In this series, I will be discussing Cities: Skylines. This discussion will be heavily influenced by Jane Jacobs’ The Death and Life of Great American Cities. Jacobs blames the automobile-centric planning of the 1950’s for the decline of many American cities.
Being a fan of city sim games, you probably already know that Cities: Skylines truly is the successor to SimCity 4. CS is extremely accessible to new users but hides challenges of complexity within the pretty colors and details. Laying the foundations of trade and industry is incredibly important in a world that is interlinked by train and boat.
Sure, you can load up a new city and start laying down roads without thinking very much. It takes a bit more planning and insight to avoid gridlock. I’ve seen a lot of focus on making cities appear a certain way ie: avoiding grids. Proper planning, in not only layout, but also zoning helps to alleviate some of the grid stress. And, if you’ve played the game, you should know that using roundabouts in key areas can help. They can also cause traffic within an unplanned system. Using a short tunnel or an elevated roadway to avoid an intersection altogether while still providing an alternate higher capacity route allows for unimpeded point A to point B travel for cims.
I think of traffic as water and the roads as pipes.
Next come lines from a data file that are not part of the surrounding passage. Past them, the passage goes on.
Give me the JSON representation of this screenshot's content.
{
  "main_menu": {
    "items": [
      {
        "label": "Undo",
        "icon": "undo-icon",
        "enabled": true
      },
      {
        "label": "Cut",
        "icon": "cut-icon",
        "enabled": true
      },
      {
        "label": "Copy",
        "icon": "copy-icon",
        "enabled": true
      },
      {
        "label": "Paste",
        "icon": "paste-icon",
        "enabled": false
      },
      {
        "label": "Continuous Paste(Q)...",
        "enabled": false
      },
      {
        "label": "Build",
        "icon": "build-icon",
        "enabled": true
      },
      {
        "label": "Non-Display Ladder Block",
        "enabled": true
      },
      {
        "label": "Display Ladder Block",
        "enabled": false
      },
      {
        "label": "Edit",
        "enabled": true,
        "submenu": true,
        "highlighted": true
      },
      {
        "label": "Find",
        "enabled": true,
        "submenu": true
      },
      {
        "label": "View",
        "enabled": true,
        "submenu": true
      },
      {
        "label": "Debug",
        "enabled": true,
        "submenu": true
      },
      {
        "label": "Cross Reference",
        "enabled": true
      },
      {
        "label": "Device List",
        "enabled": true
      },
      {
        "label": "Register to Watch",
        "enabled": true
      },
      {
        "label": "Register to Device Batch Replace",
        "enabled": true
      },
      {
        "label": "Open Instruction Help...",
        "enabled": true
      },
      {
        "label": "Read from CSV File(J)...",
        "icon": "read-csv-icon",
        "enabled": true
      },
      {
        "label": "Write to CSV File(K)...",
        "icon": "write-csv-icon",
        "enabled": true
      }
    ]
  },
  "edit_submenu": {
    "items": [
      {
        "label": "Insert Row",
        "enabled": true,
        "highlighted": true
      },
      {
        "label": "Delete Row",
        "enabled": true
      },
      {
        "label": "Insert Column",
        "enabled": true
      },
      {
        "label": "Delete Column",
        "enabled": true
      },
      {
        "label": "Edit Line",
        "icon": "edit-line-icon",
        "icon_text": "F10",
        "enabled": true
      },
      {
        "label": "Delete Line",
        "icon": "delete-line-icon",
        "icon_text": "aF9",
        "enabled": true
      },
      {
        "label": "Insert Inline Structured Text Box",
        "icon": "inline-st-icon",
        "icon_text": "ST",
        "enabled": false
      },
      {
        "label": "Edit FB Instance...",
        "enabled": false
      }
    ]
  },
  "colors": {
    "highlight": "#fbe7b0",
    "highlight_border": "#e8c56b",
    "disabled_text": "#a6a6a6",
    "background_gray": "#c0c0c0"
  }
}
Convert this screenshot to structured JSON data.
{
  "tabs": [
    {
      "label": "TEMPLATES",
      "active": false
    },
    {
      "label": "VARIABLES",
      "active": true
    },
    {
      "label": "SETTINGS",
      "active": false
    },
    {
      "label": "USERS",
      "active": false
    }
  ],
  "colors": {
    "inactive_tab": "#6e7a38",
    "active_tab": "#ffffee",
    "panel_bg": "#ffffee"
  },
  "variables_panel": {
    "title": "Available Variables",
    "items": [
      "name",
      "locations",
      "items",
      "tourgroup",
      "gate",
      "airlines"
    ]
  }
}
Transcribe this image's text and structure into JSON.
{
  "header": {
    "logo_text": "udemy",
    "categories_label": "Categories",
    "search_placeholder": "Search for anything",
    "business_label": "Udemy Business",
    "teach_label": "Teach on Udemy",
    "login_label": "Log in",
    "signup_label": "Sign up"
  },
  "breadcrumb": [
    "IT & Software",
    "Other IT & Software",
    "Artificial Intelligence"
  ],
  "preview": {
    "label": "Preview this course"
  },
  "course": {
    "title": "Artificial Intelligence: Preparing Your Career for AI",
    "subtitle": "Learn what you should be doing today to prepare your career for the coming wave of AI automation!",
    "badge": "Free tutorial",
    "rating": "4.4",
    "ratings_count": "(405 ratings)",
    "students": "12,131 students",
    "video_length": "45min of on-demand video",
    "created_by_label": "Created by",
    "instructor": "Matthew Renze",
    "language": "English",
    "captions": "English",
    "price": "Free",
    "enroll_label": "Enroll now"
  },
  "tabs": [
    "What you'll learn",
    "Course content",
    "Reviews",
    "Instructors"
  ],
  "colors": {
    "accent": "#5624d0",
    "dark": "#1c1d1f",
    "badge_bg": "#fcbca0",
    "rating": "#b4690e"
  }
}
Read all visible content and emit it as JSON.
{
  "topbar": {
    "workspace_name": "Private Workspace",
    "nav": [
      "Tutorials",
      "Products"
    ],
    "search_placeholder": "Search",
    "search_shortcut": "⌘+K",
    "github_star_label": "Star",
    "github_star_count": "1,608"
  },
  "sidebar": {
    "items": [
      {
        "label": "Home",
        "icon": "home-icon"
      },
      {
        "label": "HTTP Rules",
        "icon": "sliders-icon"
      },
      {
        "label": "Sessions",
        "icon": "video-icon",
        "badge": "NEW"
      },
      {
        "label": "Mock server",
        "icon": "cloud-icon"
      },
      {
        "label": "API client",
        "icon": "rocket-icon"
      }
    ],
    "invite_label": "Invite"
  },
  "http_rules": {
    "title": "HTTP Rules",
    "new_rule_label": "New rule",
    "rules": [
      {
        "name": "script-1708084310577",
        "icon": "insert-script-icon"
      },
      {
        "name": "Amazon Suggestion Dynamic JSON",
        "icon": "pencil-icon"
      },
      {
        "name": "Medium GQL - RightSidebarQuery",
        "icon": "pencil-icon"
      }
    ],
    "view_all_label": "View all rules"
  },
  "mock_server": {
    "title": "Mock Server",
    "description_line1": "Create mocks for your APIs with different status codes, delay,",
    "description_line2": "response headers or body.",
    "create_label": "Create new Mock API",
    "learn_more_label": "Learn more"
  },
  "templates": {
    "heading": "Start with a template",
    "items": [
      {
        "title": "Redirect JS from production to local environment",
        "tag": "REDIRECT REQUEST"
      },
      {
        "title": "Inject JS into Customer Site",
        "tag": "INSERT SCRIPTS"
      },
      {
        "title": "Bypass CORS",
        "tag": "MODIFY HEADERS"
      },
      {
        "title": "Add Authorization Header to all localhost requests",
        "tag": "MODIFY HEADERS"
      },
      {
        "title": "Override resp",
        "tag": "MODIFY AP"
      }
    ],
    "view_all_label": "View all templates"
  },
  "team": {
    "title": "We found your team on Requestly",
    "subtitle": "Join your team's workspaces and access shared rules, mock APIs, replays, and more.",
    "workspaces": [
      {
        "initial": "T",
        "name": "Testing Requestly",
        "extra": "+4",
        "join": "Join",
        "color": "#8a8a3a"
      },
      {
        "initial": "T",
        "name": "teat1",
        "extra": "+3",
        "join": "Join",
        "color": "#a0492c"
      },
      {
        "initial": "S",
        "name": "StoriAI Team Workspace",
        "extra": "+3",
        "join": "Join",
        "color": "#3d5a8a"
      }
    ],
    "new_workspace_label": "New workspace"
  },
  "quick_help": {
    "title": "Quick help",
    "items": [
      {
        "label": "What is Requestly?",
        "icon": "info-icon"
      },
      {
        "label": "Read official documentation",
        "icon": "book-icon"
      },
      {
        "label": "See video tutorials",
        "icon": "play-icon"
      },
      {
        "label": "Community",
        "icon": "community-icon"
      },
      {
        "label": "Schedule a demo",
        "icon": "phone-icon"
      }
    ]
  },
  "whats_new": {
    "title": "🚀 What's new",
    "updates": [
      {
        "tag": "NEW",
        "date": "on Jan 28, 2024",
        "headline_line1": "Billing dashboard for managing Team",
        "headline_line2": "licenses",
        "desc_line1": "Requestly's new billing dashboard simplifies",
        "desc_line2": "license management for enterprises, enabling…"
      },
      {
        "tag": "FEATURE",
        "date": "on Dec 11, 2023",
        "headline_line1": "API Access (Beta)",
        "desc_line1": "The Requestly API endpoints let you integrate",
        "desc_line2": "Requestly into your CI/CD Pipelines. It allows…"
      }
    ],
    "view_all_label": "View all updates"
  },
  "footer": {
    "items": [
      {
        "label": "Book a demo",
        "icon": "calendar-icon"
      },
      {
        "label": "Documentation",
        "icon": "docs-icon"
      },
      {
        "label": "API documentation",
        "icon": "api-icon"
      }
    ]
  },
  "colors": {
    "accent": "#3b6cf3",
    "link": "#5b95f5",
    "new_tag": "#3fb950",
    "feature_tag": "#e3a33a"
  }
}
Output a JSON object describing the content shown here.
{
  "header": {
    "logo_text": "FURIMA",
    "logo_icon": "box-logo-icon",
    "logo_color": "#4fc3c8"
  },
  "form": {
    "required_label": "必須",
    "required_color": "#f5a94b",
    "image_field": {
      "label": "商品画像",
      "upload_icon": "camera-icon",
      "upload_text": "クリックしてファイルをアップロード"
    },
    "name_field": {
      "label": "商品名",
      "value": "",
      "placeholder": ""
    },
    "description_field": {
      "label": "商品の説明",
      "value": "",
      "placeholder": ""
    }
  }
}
Allowing for proper throughput using appropriately placed traffic lights as well as roundabouts while utilizing one way streets can ensure flowing traffic in the most densely populated areas in a city. It’s essentially a system of gates and locks. It is also most efficient when bottlenecks are avoided and multiple outlets are created.
“Traffic congestion is caused by vehicles, not by people in themselves.”
I recently read that a city is only as great as its sidewalks. Approaching C:S with this perspective, I created fantastic bike paths and pedestrian thoroughfares where, in the past, I would have placed a highway. The result? High capacity sidewalk networks spanning the length of a city. Thousands of bicycles coming and going, stealing cars from the roads and opening up the most dense areas to breathe. Focusing on more realistic zoning patterns along with the building of vast sidewalk networks gives goods and services open lanes allowing dense commercial centers to climb higher and appear more realistic.
“You can’t rely on bringing people downtown, you have to put them there.”
Semi-closed systems and mixed zoning are great ways to avoid gridlock. Mini commercial/business centers at the heart of large residential areas keep neighborhoods local. Modern American cities in particular have suffered from their automobile centered design. In reality, some municipalities have begun deconstructing highway systems in favor of pedestrian friendly strips of parks or mixed use zoned neighborhoods where rivers of automobiles once ruled.
Recently, criticisms of I-70 lane expansions in Denver have further opened up the debate. One side sees the highway as a barrier, balkanizing neighborhoods and socio-economic status (the other side of the tracks). The other side seems to be a bit more pragmatic in its approach and sees the expansions as a way of alleviating traffic along major corridors.
My perspective is that the more highways or highway lanes you provide, the more people will use them. Creating more traffic, and adding to the problem. Designing cities for more local commutes makes them more sustainable in real life. In Cities: Skylines, time spent planning will repay in bunches. To say the least, it’s a much more complex issue in real-life but, in C:S tunnels/bridges or simply public transportation can be the answer. Express routes to jobs centers are especially useful.
“…the destructive effect of automobiles are much less a cause than a symptom of our incompetence at city building.”
Designing these systems with a point A to point B transport in mind can save headaches as your city develops. Using mass transit stations as hubs in central/high density areas of a city with transfer points branching out to where the jobs actually are is one fairly obvious strategy. Bus stops every other block for one route and express routes to far off destinations with park and ride style highway on/off ramps along the way. Each stop in close proximity to dense commercial districts. Basically, we’re talking about traditional regional and local routes.
It’s actually pretty simple in Cities:Skylines. Train stations and metro/subway stations can be surrounded by commercial zones and other attractions. Providing buses with transfer stops at the stations will help. So, try this strategy for more realistic cityscapes. You will see vast acres of low density residential zones dotted by high density, multi-story buildings.